What I want to be able to do, and I think is possible is to visit two points that are designed as being a straight line and then from those let the machine figure out the slight angle that the board may be sitting at. Otherwise I have to jump back and forth between the points trying to tap the board into squareness and it's an iterative process that takes forever. I only like setting up on the mill for this just slightly better than drilling them by hand.

I know there is a way to do that but I'm not sure what it's called so I have not had much luck looking for it.

2. Most controls allow for coordinate system rotation. G68 is a common G-code to execute this. G69 cancels the G68. To find the amount of rotation, you could edge find two points along the Y axis with a known distance between in Y and obtain the X locations for those two points. Once you have the slope of the line, the angle can be known. You would also want two points along the X axis to find the intersection to have a known corner location and point of rotation. That corner becomes your part zero and point of rotation and reference position of the other features.

3. Ahhhh, rotation. I was not looking for that but makes perfect sense. Thanks! The difficulty will be in defining the origin of rotation. with the system I have it will be off the board. I guess I could use the hole in the clamp to get pretty close as that is the real pivot point.

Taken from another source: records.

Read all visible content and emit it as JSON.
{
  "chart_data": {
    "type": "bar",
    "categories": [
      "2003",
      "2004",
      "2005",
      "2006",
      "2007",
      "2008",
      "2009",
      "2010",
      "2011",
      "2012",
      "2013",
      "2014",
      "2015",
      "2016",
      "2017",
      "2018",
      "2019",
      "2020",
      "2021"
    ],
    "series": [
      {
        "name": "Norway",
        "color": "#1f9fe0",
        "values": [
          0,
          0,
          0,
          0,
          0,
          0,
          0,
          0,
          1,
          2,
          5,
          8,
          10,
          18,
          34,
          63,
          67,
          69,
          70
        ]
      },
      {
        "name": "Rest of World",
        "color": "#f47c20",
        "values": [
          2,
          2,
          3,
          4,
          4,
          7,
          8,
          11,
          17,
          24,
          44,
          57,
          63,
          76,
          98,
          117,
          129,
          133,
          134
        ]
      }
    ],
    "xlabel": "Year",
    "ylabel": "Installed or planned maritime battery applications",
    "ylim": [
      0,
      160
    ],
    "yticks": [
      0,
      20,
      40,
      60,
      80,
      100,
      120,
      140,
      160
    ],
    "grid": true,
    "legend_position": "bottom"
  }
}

I'll need to make sure I over-size part of the hole so tapping it doesn't ruin it as a reference.

Thanks again for the info.

4. what kind of machine is it?
what control?
do you have a probe?
are all the parts a little different from each other?
how many parts are you doing?

If your control has macro capability and you have a probe, this isn't exactly trivial but it's not real hard.

Quick way to check if you controller can process macros:

Type

#1=1;

in MDI or at the top of a program, and if it doesn't alarm when you run it, you're good to go. Oh, nothing will happen and the machine won't move.